Al mirar hacia atrás en su trayectoria, el actor de 49 años reconoce su evolución profesional tanto como intérprete como productor, un doble rol que asume en esta última entrega.
La serie, basada libremente en la figura del narcotraficante mexicano Amado Carrillo Fuentes, conocido por operar una flota de aviones para el tráfico de drogas, fue una de las primeras en abordar la violencia asociada al narcotráfico en México.
“Me acuerdo que tenía mucha expectativa y, entre más me enteraba de la situación del país, más miedo me daba... pero tenía más ganas que miedo”, rememora Amaya.
Desde su punto de vista, parte del éxito de la serie, además de sus escenas de acción y su alto presupuesto de producción, radica en su capacidad para acercarse al público mediante historias que exploran la condición humana.
“¿Cómo se comportaría realmente alguien en una situación así?
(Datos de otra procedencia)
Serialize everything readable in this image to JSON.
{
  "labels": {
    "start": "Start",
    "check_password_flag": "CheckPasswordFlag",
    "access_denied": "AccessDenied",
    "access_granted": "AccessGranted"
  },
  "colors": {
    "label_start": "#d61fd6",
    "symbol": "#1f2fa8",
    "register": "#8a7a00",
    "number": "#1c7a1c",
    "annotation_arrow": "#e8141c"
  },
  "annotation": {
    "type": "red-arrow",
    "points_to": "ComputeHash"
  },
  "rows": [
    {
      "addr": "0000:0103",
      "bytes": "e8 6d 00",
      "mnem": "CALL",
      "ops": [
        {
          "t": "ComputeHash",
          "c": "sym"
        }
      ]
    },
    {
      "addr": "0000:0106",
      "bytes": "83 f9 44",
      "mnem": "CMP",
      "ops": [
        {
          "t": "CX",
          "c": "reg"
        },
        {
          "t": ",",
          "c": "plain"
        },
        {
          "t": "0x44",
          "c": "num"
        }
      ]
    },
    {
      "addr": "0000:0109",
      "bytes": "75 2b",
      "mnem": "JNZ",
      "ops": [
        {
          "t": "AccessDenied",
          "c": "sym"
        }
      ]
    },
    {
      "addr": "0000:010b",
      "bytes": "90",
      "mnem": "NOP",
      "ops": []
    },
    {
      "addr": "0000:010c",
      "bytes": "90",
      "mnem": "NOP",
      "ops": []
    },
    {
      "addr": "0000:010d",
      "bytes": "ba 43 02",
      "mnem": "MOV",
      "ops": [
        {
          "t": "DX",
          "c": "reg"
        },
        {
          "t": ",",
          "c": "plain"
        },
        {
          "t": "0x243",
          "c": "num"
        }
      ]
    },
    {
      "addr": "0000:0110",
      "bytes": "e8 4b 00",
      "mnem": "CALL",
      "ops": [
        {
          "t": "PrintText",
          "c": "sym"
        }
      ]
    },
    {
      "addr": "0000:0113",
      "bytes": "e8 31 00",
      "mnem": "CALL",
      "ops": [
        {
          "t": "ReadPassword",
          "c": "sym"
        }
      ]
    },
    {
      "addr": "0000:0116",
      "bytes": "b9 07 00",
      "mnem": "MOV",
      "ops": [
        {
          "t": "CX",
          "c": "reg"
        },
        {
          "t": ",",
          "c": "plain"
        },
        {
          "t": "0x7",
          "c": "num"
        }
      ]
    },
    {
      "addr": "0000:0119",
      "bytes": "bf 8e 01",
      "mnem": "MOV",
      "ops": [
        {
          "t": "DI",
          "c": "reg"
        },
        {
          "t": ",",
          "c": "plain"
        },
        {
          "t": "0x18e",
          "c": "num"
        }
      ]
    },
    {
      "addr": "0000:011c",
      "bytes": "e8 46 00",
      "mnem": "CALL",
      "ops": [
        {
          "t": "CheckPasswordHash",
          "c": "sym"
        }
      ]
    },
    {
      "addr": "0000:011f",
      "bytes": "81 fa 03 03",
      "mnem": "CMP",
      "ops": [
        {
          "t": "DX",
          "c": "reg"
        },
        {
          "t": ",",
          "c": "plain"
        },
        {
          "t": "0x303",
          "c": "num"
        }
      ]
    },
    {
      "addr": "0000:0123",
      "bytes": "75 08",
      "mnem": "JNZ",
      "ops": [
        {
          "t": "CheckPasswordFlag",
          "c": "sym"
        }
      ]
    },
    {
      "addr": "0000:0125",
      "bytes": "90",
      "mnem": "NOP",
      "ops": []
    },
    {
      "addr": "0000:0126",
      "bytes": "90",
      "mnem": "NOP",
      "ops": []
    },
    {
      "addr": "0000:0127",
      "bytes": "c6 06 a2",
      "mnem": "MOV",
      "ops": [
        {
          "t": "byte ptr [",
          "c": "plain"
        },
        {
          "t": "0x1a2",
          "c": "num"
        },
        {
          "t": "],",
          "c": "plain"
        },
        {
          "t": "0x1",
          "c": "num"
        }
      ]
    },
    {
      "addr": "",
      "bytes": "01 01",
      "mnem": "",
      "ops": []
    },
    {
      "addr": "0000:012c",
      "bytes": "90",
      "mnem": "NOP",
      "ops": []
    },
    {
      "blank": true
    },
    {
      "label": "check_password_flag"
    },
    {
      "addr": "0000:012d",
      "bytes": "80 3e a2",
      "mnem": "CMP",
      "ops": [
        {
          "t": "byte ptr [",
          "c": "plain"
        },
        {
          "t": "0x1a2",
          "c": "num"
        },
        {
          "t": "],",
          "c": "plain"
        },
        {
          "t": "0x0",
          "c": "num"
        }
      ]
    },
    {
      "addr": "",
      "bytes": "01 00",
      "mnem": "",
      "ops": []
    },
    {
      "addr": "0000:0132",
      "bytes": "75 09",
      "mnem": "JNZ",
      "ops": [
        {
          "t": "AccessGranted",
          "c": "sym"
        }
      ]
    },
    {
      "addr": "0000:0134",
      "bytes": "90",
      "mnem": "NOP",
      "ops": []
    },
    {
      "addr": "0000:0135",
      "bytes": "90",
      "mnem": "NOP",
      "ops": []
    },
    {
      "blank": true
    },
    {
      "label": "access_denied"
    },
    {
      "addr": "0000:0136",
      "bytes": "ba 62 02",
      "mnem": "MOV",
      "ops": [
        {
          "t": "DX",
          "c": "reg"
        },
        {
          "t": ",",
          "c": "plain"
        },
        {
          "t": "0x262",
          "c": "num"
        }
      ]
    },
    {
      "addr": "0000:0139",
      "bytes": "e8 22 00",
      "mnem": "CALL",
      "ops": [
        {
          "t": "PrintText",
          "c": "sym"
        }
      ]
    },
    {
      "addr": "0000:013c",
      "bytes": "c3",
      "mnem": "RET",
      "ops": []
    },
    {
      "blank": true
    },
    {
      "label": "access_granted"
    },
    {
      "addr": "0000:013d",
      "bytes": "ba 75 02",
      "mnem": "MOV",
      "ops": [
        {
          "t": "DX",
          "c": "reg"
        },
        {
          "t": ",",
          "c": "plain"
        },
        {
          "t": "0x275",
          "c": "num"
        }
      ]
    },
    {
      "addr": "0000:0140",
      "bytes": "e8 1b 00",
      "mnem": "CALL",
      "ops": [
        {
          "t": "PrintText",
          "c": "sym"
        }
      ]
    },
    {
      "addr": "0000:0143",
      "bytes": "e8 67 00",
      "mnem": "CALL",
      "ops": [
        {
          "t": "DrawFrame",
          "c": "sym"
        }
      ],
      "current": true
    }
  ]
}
Eso es lo que puntualicé mucho como productor ejecutivo”, relata.
Amaya explica que la serie llegó a llenar un vacío que existía en la televisión en español.
“Hacía falta valentía, ganas de hacer las cosas diferentes y de hacer historia en la televisión hispana, y fue lo que logramos”, resume el actor tras hacer balance de su experiencia.
El final
Amaya explicó que, pese a que esta temporada marca el cierre del personaje, su esencia permanece intacta; lo que sí varía son las circunstancias que lo rodean, que ahora se vuelven más extremas y ponen a prueba a un Aurelio que se resiste a “ceder la estafeta” pese a la presión de quienes lo rodean y creen poder ocupar su lugar al frente de la organización.
“Tiene todo lo que caracteriza a 'El Señor de los Cielos': la lógica, los giros inesperados, la traición, la ambición, con personajes más maduros”, asevera.